Let's say that I want to create a list of functions funclist , such that the fonctions of this list behave that way:

funclist[0](x) = 0
funclist[1](x) = x
funclist[2](x) = 2*x
funclist[3](x) = 3*x

Assuming that the list is too long (say of size 100) to define those functions one-by-one, a natural way to write this would be:

funclist = []
for k in range(100):
    f = lambda x: k*x
    funclist.append(f)

The problem is that this approach does not work, because of the way Python interprets local variables within function definitions. This is a problem I saw coming back often on this website, for instance here or here . Unfortunately, those users want to define constant functions, so the proposed solution (which is to define a local copy of the iterable variable k) do not work for me (it is also the same solution proposed in the Python FAQ ). For instance, the following syntax does not work:

funclist = []
for k in range(100):
    f = lambda local_k=k, x: local_k*x
    funclist.append(f)

A solution I found is to do:

funclist = []
for k in range(10):
    def f(x, product_factor=k): return x*product_factor
    funclist.append(f)

which works as I want.

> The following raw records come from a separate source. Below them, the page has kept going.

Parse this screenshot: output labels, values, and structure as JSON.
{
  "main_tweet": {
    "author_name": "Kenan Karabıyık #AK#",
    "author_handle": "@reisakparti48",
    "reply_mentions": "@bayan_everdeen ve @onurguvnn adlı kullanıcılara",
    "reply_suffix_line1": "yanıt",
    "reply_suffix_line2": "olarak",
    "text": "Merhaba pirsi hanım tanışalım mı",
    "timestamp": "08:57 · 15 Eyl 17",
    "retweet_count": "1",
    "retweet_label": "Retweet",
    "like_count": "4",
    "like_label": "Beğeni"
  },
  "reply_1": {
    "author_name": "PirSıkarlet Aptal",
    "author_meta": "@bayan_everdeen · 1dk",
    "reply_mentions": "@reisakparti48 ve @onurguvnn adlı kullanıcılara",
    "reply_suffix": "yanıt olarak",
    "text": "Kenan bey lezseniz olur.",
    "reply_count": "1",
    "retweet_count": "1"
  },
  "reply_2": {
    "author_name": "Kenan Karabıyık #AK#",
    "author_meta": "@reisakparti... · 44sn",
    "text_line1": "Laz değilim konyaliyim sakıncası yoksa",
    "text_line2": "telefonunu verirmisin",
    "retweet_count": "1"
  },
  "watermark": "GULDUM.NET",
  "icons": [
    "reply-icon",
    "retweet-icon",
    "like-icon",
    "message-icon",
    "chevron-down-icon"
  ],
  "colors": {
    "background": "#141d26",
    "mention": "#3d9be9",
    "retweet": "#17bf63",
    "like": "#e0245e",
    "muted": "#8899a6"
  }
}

I could also achieve the same result with the partial function:

from functools import partial 

def product(x,product_factor): return x*product_factor
funclist = []
for k in range(10):
    funclist.append( partial(product, product_factor=k) )

So my question is: is there any way to achieve this result with lambda functions only? Or the fact that I have a "moving parameter" dooms me to define in a way or an other a function of two variables? Let me precise that I am asking this because I am trying to understand better how functions and currying work in Python.

Answer 1

Your lambda approach does not work because you have a keyword argument before a positional one. Just flip the order as you did in the working solutions:

funclist = [(lambda x, local_k=k: local_k*x) for k in range(100)]

>>> funclist[3](8)
24
>>> funclist[5](9)
45

Answer 2

The initial problem is that k was only evaluated one time, at the end of the loop, while here the function creation, the call to get_function, triggers the evaluation of k every time.

Of course your solution with a default argument also works, it's apparently the most common solution for this problem

Now you said it didn't work with the lamdba, it's simply because you put the default argument first:

funclist = []
for k in range(100):
    f = lambda  x, local_k=k,: local_k*x
    funclist.append(f)


print(funclist[10](3)) #30
print(funclist[99](3)) # 297
print(funclist[0](3)) # 0

works just fine